The Palm Coast City Council this morning began its once-every-10-years redistricting process–the redrawing of voting-district boundaries in accordance with the results of the decennial census.
The process is required of all local and state governments: the Legislature will be busy redistricting Florida’s congressional, state House and state Senate boundaries in the session starting in January. State-level redistricting, especially in polarized states, can be contentious and often–as was the case 10 years ago in Florida–isn’t finally resolved without litigation.
In contrast, local-level redistricting tends to be uncontroversial and routine, whether in cities, the county or the school board, each of which will be going through the process Palm Coast started today. But it’s not without the potential for controversy, as was the case in Palm Coast 10 years ago. Some meetings of the redistricting commission got rowdy. A candidate running for a council seat was initially disqualified when his address was drawn out of the district he was running for. It seemed like a transparent attempt to play politics with the coming election. Faced with significant public outrage, the council reversed the redistricting commission’s findings, ensuring that the candidate could stay in the race.
Palm Coast’s process, guided by charter, requires the appointment of a citizens’ redistricting commission, which then crunches the new population numbers, draws the new boundaries and submits its results to the council. The council then approves the end result. The commission has 120 days to do its work.

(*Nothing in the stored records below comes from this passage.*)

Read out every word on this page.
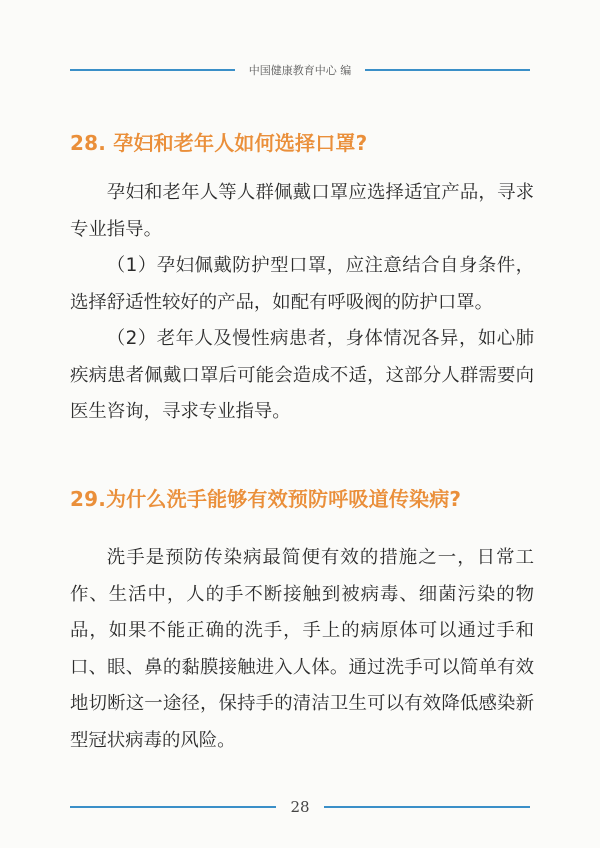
中国健康教育中心 编
28. 孕妇和老年人如何选择口罩?

孕妇和老年人等人群佩戴口罩应选择适宜产品，寻求专业指导。

（1）孕妇佩戴防护型口罩，应注意结合自身条件，选择舒适性较好的产品，如配有呼吸阀的防护口罩。

（2）老年人及慢性病患者，身体情况各异，如心肺疾病患者佩戴口罩后可能会造成不适，这部分人群需要向医生咨询，寻求专业指导。

29.为什么洗手能够有效预防呼吸道传染病?

洗手是预防传染病最简便有效的措施之一，日常工作、生活中，人的手不断接触到被病毒、细菌污染的物品，如果不能正确的洗手，手上的病原体可以通过手和口、眼、鼻的黏膜接触进入人体。通过洗手可以简单有效地切断这一途径，保持手的清洁卫生可以有效降低感染新型冠状病毒的风险。

28
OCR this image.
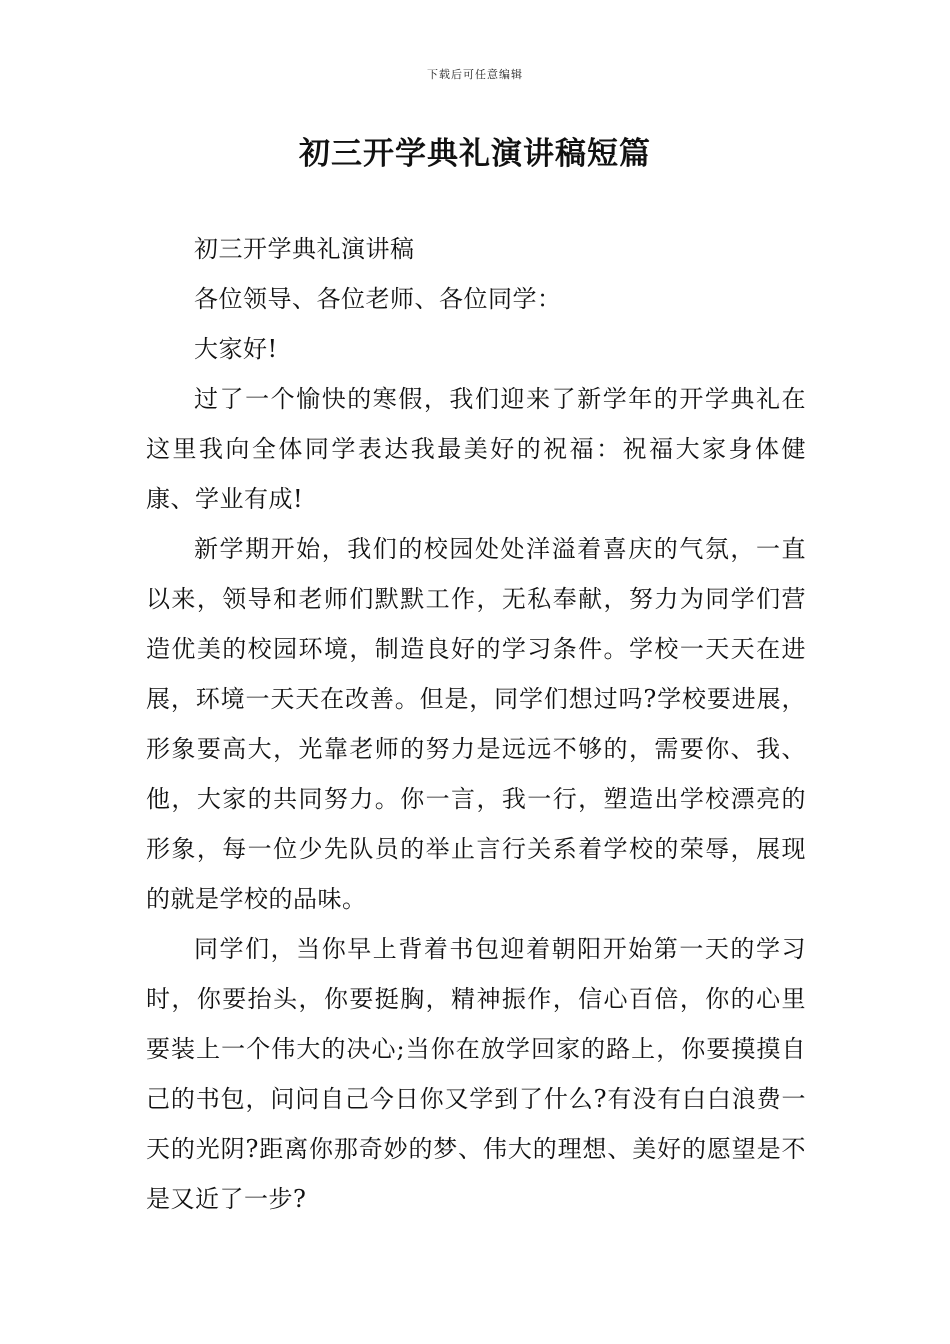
下载后可任意编辑
初三开学典礼演讲稿短篇

初三开学典礼演讲稿

各位领导、各位老师、各位同学：

大家好!

过了一个愉快的寒假，我们迎来了新学年的开学典礼在这里我向全体同学表达我最美好的祝福：祝福大家身体健康、学业有成!

新学期开始，我们的校园处处洋溢着喜庆的气氛，一直以来，领导和老师们默默工作，无私奉献，努力为同学们营造优美的校园环境，制造良好的学习条件。学校一天天在进展，环境一天天在改善。但是，同学们想过吗?学校要进展，形象要高大，光靠老师的努力是远远不够的，需要你、我、他，大家的共同努力。你一言，我一行，塑造出学校漂亮的形象，每一位少先队员的举止言行关系着学校的荣辱，展现的就是学校的品味。

同学们，当你早上背着书包迎着朝阳开始第一天的学习时，你要抬头，你要挺胸，精神振作，信心百倍，你的心里要装上一个伟大的决心;当你在放学回家的路上，你要摸摸自己的书包，问问自己今日你又学到了什么?有没有白白浪费一天的光阴?距离你那奇妙的梦、伟大的理想、美好的愿望是不是又近了一步?
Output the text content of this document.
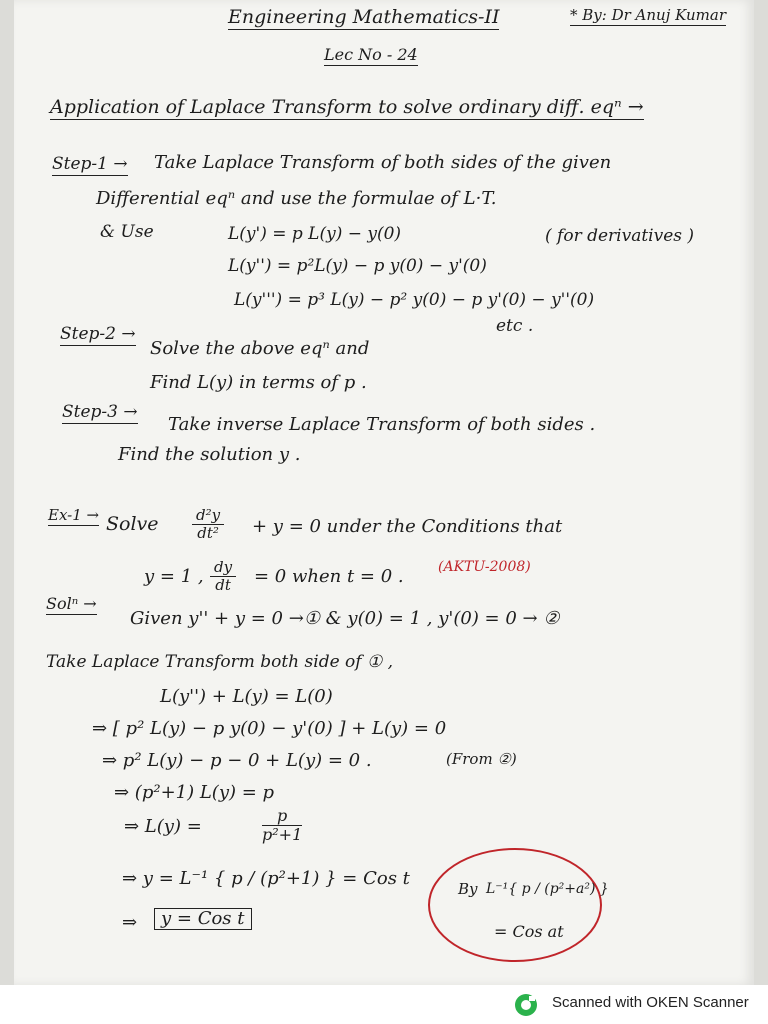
Engineering Mathematics-II	* By: Dr Anuj Kumar
Lec No - 24
Application of Laplace Transform to solve ordinary diff. eqⁿ →
Step-1 → Take Laplace Transform of both sides of the given
Differential eqⁿ and use the formulae of L·T.
& Use	L(y') = p L(y) − y(0)	( for derivatives )
L(y'') = p²L(y) − p y(0) − y'(0)
L(y''') = p³ L(y) − p² y(0) − p y'(0) − y''(0)
etc .
Step-2 →
Solve the above eqⁿ and
Find L(y) in terms of p .
Step-3 →
Take inverse Laplace Transform of both sides .
Find the solution y .
Ex-1 → Solve $\frac{\text{d²y}}{\text{dt²}} + y = 0$ under the Conditions that
y = 1 , $\frac{dy}{dt} = 0$ when t = 0 . (AKTU-2008)
Solⁿ →
Given y'' + y = 0 →① & y(0) = 1 , y'(0) = 0 → ②
Take Laplace Transform both side of ① ,
L(y'') + L(y) = L(0)
⇒ [ p² L(y) − p y(0) − y'(0) ] + L(y) = 0
⇒ p² L(y) − p − 0 + L(y) = 0 .	(From ②)
⇒ (p²+1) L(y) = p
⇒ L(y) =	$\frac{p}{\text{p²+1}}$
⇒ y = L⁻¹ { p / (p²+1) } = Cos t
⇒	y = Cos t
By L⁻¹{ p / (p²+a²) }
= Cos at
Scanned with OKEN Scanner
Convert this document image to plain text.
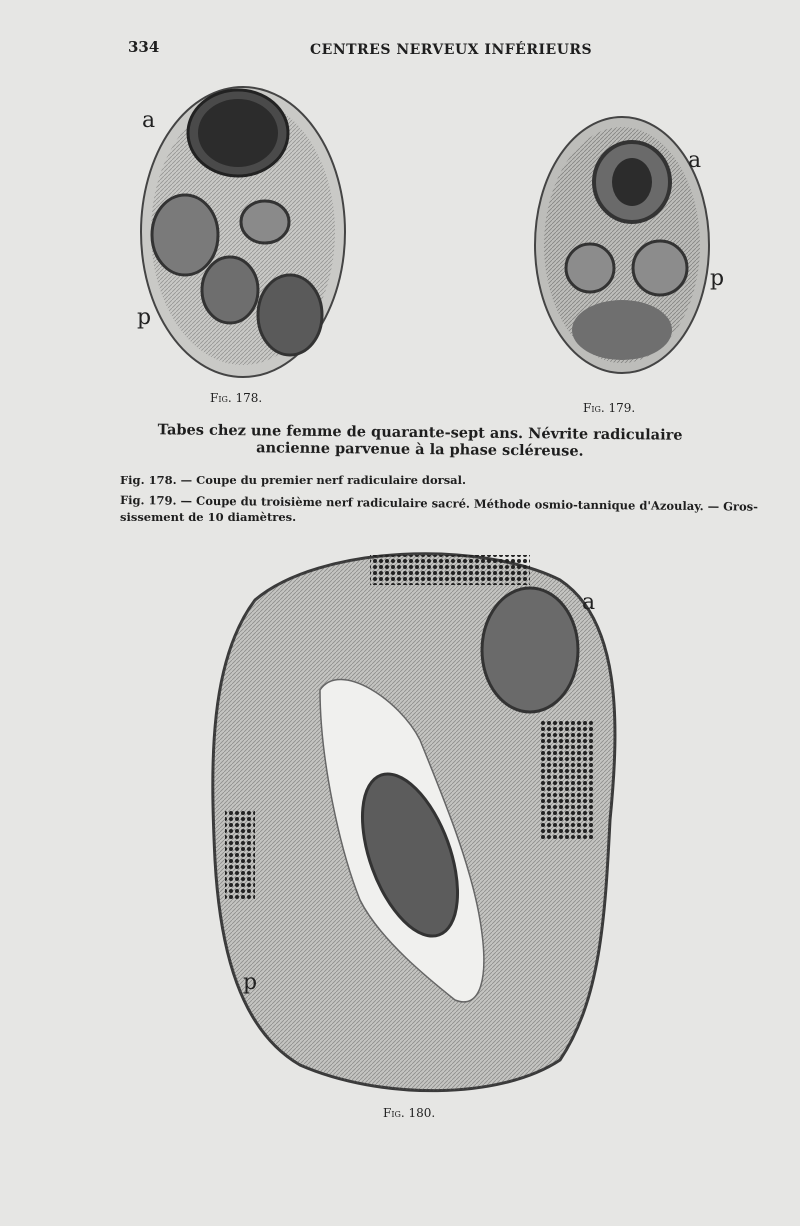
334	CENTRES NERVEUX INFÉRIEURS
a
p
Fig. 178.
a
p
Fig. 179.
Tabes chez une femme de quarante-sept ans. Névrite radiculaire ancienne parvenue à la phase scléreuse.
Fig. 178. — Coupe du premier nerf radiculaire dorsal.
Fig. 179. — Coupe du troisième nerf radiculaire sacré. Méthode osmio-tannique d'Azoulay. — Gros-
sissement de 10 diamètres.
a
p
Fig. 180.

The council this morning appointed five residents and registered voters to the redistricting commission, but did so in an oddly incomplete way: the city clerk read out only the last names of three of the individuals–“Dr. Carlton,” Fernando Melendez, “Ms. Pennington,” “Dr. Davidson,” and Mike Martin. Martin is a member of the elected board of the East Flagler Mosquito Control District. Melendez is a leader of a local group of Hispanic Republicans. The names were later specified as Rob Carlton, nominated by mayor David Alfin; Melendez, nominated by Councilman Eddie Branquinho; Bonnie Pennington, nominated by Councilman Victor Barbosa; and Steven Davidson, nominated by Councilman Klufas. Martin was also a Barbosa nominee.
The names were not published or presented ahead of time in any way when the clerk–who was speaking by phone, working on her vacation to accommodate the special meeting–read the nominations to the council. Three hours later, the city was still working on providing more details about the names. But nor was there any public interest in the process or the nominees: but for the presence of a single nominee–Melandez–and just four other people in the audience who were not members of the city staff or the council, the chamber was empty this morning.
Each council member could nominate up to two individuals. Most had a single name, and one, Ed Danko, had none. “I had no one who is interested,” he said. (Danko, due to Covid exposure, was appearing by zoom, as was City Attorney Bill Reischmann.)
There is no charter requirement that the redistricting commission include an alternate.
No dates have been set yet for the commission’s first meeting. Jose Papa, the senior planner and the administration’s point person on redistricting, was to contact the members of the commission to coordinate the meetings. “I foresee that maybe there’ll only be two or three meetings,” Papa said.
City manager and staff will provide technical data to the commission.